Image by ashelia (CC-BY-NC)

In ancient Rome, politicians knew how to keep the people satisfied and quiet. There is a famous slogan for their method known as PANEM ET CIRCENSES meaning “bread and games”. This saying implies that the Roman people was held silent with free corn and free games. Nowadays, the slogan seems out-of-date and people think they can watch politics all the time, but when important sport events begin, we see how wrong this assumption is.

This week the G8 and G20 summit (G20 of the most important industrial countries, not the G20 of development countries) take place and the Canadian government spends 1.1 billion dollars for it. Most of the money goes into security for the politicians: 933 million dollars. Another part will be used for artificial nature, even though there is enough nature in Canada outside. — Yet, maybe politicians need to see how nice the world can be rebuilt even if we destroy the real nature.

Politics below soccer

However, instead of criticizing these high costs in times of crisis, many news papers rather care about soccer and how the German team will play against England on Sunday. In my own news paper, the G20 summit of Toronto has been mentioned in a small article of two columns and about ten lines. No word about the heavy demonstration when G8 summit took place in Germany, no word about the demonstrations in Canada, no word about the investments into artificial nature and no word about this year’s investments being 10 times as high as last years in the US.

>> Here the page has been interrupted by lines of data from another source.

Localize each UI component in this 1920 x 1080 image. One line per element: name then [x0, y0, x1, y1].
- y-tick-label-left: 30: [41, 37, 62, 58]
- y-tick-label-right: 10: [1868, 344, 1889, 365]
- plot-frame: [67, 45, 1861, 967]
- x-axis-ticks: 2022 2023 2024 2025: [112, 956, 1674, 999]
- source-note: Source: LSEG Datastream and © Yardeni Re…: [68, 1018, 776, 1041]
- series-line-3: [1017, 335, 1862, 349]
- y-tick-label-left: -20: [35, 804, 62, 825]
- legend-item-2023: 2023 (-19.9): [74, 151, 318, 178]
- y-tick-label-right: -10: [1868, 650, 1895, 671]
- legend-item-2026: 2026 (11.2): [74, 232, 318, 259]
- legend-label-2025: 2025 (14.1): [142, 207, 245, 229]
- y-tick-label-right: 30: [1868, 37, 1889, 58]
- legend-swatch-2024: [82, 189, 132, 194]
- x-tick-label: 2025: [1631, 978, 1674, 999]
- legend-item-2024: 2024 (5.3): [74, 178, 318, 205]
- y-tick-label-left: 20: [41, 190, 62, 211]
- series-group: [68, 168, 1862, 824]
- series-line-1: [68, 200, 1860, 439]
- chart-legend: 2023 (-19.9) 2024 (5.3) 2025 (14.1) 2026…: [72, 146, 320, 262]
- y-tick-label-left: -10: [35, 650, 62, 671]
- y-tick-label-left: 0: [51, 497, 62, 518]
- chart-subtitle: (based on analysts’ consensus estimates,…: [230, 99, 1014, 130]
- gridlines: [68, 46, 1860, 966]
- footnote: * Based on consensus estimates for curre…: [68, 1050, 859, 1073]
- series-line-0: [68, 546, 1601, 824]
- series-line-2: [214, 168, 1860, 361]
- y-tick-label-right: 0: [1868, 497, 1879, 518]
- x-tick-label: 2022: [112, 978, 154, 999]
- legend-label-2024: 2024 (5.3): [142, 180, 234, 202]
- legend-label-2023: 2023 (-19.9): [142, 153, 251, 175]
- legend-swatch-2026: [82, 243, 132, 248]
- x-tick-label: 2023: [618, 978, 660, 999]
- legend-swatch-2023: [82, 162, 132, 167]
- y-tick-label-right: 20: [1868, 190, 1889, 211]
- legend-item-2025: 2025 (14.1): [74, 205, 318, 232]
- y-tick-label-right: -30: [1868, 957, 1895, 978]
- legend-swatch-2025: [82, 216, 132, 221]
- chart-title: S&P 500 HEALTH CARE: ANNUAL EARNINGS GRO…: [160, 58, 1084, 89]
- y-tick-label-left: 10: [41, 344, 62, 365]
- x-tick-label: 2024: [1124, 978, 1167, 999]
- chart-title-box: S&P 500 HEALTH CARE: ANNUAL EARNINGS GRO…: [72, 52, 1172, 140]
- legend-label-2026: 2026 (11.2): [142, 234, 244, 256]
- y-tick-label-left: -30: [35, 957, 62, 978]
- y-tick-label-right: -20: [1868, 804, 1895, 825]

News papers are not able to care about politics, they need to deal with soccer and thus it is no wonder that polticians are having a debate about financial cuts at exactly this moment. Of course, there has been a small debate before, but this was the beginning, when everybody mentioned his ideas. The important discussions are going on now, the final proposals for law are written now and the law will be passed soon. Thus, politics can be glad to see that the German soccer team has won against Ghana and the reporting will go on.

…and anything else

Of course it is not only the World Cup that leads to such situations. Events like the Eurovision song contest can also help politics as many news papers rather want to report about our winner Lena (even though she does not talk with these news papers) instead of political discussions. These news papers are the bad ones anyway, but they have a huge audience and big impact on politics. When many politicians of the SPD agreed to critical laws in the last election period, one of their most important members said that they had been afraid of a famous—and very bad—news paper.

So, we will always see politicians trying to have important debates at times when there are popular events and as World Cup or Olympics take much longer than the Eurovision Songcontest, they are predestined.